War news is better, but obstacles remain in Iraq
By SCOTT CANON
The Kansas City Star

No, this war didn’t go the way its advocates promised.

It didn’t turn up hellish weapons cached by Saddam Hussein, stir a Mideastern dash to democracy, instantly pay for itself with Iraqi oil.

Yet the news spilling from Iraq recently — with a few bloody exceptions — has been undeniably good.

Violence: down. Oil production: at a post-invasion high. U.S. troop casualties: the lowest in years.

So is the war now being won?

“The Iraq war is over,” said Charles Hill, a Yale University lecturer and veteran of the State Department and U.N. “Wars don’t end the way they used to with signing ceremonies … in Tokyo Bay. The success comes on gradually.”

Success? Seen from across a philosophical void, “Whether we’re winning now isn’t the right question,” said Phyllis Bennis, author of the upcoming Ending the Iraq War: A Primer. “The issue is the unacceptability of a permanent occupation.

“The violence is down now. But that won’t last.”

Consensus on progress in Iraq remains elusive. But as last year’s troop surge shifts toward a gradual drawdown, upbeat voices speak with new confidence.

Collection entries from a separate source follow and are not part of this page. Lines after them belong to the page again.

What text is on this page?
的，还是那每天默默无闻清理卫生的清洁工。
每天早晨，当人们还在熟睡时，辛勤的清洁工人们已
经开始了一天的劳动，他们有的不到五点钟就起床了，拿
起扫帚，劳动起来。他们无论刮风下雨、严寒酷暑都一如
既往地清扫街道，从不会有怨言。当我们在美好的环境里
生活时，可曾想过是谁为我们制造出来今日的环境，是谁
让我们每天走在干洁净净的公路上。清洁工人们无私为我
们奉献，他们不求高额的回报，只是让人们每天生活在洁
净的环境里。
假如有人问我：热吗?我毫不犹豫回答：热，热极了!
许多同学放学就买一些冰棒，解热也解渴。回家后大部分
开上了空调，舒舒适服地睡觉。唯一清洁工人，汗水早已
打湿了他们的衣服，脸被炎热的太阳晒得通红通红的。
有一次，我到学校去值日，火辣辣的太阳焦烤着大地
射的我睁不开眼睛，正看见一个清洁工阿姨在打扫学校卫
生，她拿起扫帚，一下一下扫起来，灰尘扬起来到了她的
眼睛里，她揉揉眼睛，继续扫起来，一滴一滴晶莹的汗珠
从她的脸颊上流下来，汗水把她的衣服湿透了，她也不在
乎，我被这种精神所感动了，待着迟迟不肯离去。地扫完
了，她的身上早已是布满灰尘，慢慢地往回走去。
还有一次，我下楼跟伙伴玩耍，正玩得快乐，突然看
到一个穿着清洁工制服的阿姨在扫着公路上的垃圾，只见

They are among a group that sees the Iraq glass half-full and rising — moving to the brim of peace. They cite a strengthening of Prime Minister Nouri al-Maliki’s government, Sunni revolt against the insurgency, a drop-off in sectarian killings, and gains in reining in Shiite and Kurdish militias.

The war has turned, they say. Extremists are on the run. Iraqis now have the security to rebuild their country.

Others see the same Iraq glass as perhaps not half-empty, but on the verge of shattering into a thousand nasty shards.

“Compare the situation now to six months or a year ago, and it is much better now,” said Nabil Younis, a political scientist at Baghdad University. “But most people feel the progress is not real progress. They expect something to happen any day, any hour, any minute … and everything will collapse.”

Younis and others welcome the drop in violence that followed the 30,000-troop surge last year and the shift to the hearts-and-minds counterinsurgency of Army Gen. David Petraeus.

But they don’t have great confidence in the new security. After all, the surge aimed to improve security so that political reconciliation could be possible. The coming together of Sunni, Shiite and Kurd has yet to materialize.

If anything, they say, peace has been achieved precisely by a new post-Hussein segregation of religious and ethnic groups — often reinforced by Iraq’s ubiquitous concrete blast walls and endless checkpoints.

U.S. troop levels this summer will hit pre-surge levels. Shortly afterward, U.S. commanders will deliver another progress report. But even Petraeus has called for the drawdown to stop out of fear that security gains could collapse.

Still, optimists insist fresh evidence backs their side. Start with Anbar province. For much of the war, it marked the deadliest spot for U.S. troops and the gravest threat to a unified Iraq. But 2007 saw a pivotal reversal. Pentagon-funded Sunni “awakening councils” leveraged American military might and money to exploit local fatigue with insurgent violence.

Sunni tribes stopped helping al-Qaida. Instead, they became “Sons of Iraq” citizen groups turned against foreign terrorists, an alliance of convenience with U.S. forces.

“Now you see blast walls being taken down and Marines and local Iraqis able to run in a 5K run with minimal security,” said Eric Davis, the author of Memories of State: Politics, History, and Collective Identity in Modern Iraq.